Everything You Think You Know About Housing Is Probably Wrong - mancerayder
https://www.nytimes.com/2020/01/28/arts/density-housing-skyscraper-museum.html
======
mancerayder
_This is a big problem. To address the country’s monumental housing crisis and
also become less automobile- and carbon-dependent, America needs to densify
its job-rich metro areas so that more people can afford to live there and
walk, bike and take public transit to get to work and back. According to a
much-cited report by the McKinsey Global Institute, California is 3.5 million
houses short. Housing shortages exacerbate home prices and homelessness and
cause all sorts of other ripple effects on commute times, economic
productivity, health and family life.

But opposition to density has only stiffened as the gulf widens between the 1
percent and everyone else.
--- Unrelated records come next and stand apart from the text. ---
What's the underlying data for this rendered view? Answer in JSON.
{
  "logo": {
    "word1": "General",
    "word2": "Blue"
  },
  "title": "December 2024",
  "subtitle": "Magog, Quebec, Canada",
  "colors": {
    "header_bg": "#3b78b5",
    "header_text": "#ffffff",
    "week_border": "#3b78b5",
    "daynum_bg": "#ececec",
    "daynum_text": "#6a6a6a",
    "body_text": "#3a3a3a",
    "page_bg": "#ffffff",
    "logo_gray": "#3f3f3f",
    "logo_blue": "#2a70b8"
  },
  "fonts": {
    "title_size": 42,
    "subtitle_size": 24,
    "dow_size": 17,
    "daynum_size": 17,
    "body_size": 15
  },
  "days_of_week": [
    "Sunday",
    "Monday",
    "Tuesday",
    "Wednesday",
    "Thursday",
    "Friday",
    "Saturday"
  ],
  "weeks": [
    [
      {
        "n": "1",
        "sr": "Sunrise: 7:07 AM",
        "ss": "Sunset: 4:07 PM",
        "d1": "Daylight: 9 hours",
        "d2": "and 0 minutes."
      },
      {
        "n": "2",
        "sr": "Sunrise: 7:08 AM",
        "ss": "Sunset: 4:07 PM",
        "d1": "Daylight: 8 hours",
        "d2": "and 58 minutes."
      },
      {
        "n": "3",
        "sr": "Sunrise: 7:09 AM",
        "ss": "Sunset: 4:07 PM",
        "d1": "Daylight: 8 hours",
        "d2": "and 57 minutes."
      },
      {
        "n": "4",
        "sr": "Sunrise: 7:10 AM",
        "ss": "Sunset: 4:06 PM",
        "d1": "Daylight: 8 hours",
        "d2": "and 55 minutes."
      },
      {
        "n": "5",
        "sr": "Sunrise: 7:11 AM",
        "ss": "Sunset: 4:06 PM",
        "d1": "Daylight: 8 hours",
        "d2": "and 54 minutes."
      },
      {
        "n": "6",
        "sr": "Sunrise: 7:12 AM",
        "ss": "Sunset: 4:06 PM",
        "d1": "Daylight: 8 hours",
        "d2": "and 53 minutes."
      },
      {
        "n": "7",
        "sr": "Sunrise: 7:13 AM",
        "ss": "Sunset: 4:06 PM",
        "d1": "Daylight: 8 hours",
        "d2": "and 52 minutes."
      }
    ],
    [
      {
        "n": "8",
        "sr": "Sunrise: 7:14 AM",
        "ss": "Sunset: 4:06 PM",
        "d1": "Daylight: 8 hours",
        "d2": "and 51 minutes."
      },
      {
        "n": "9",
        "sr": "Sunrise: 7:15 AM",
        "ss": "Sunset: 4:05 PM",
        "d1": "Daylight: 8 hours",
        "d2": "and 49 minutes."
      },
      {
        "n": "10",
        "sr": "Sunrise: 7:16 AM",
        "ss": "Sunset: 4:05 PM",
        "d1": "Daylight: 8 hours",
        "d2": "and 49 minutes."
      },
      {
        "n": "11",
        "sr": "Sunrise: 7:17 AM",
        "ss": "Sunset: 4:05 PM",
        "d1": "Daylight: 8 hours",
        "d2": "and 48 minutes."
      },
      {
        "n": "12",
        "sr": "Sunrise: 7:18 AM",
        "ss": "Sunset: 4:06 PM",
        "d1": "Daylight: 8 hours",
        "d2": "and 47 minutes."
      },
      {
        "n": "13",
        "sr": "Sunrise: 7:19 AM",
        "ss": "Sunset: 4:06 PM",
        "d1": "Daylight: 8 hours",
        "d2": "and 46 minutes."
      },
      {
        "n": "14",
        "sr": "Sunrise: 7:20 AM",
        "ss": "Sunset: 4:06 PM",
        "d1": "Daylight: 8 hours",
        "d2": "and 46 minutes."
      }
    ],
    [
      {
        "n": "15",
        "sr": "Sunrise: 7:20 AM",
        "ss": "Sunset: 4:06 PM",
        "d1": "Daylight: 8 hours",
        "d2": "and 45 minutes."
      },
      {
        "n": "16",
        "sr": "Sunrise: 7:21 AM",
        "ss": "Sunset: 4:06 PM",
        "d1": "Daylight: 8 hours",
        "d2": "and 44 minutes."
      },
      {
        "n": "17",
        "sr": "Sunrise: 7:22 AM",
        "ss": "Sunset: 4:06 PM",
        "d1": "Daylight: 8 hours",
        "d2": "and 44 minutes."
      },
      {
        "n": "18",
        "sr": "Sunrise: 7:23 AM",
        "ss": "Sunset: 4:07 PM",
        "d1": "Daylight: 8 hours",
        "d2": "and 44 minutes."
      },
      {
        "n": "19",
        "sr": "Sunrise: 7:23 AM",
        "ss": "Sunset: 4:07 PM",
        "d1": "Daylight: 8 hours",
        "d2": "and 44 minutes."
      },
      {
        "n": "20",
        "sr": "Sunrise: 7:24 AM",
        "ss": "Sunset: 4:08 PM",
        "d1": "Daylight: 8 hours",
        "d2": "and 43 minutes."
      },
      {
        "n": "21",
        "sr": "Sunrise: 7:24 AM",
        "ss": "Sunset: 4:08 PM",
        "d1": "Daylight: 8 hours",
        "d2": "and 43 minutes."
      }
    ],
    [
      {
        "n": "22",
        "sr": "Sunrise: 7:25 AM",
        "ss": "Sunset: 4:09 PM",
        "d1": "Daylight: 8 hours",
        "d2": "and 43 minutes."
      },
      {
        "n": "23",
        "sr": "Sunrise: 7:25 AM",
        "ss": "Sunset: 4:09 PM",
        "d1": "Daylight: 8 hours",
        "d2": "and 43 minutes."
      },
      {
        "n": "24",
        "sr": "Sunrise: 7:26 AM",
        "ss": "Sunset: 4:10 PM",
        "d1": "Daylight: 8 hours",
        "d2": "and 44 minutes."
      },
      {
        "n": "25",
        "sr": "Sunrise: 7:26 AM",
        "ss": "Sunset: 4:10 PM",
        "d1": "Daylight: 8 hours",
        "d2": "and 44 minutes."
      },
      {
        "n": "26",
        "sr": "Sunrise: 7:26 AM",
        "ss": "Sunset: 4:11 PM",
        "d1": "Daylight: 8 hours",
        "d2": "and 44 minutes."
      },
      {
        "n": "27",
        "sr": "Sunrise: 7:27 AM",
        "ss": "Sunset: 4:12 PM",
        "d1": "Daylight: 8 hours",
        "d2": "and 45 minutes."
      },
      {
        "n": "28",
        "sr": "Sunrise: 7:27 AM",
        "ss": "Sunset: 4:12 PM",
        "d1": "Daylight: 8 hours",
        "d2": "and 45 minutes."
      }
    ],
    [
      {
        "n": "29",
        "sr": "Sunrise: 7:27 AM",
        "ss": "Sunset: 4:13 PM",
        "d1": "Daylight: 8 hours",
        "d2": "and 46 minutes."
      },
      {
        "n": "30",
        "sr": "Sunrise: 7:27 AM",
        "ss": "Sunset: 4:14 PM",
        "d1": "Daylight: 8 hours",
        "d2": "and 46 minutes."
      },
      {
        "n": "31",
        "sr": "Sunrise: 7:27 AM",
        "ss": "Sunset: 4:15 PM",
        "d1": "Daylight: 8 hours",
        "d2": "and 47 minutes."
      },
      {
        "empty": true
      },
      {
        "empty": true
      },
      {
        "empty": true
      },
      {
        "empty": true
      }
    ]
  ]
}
Well-to-do NIMBYs, congenitally opposed to new
developments, have lately been joined by anti-displacement tenant activists —
advocates for poor and working-class residents who might ordinarily want more
housing but have come to fear that nearly all development brings
gentrification that prices the most vulnerable out of neighborhoods. In cities
like New York, San Francisco, Chicago and Boston, this new alliance means even
initiatives promising some subsidized housing have become lines in the sand._

Interesting bedfellows.

In NYC the anti-gentrification crowd currently has the upper hand and is
derailing up-zoning and other initiatives. It sounds like, in California there
are the NIMBYs as well as the anti-gentrification crowd.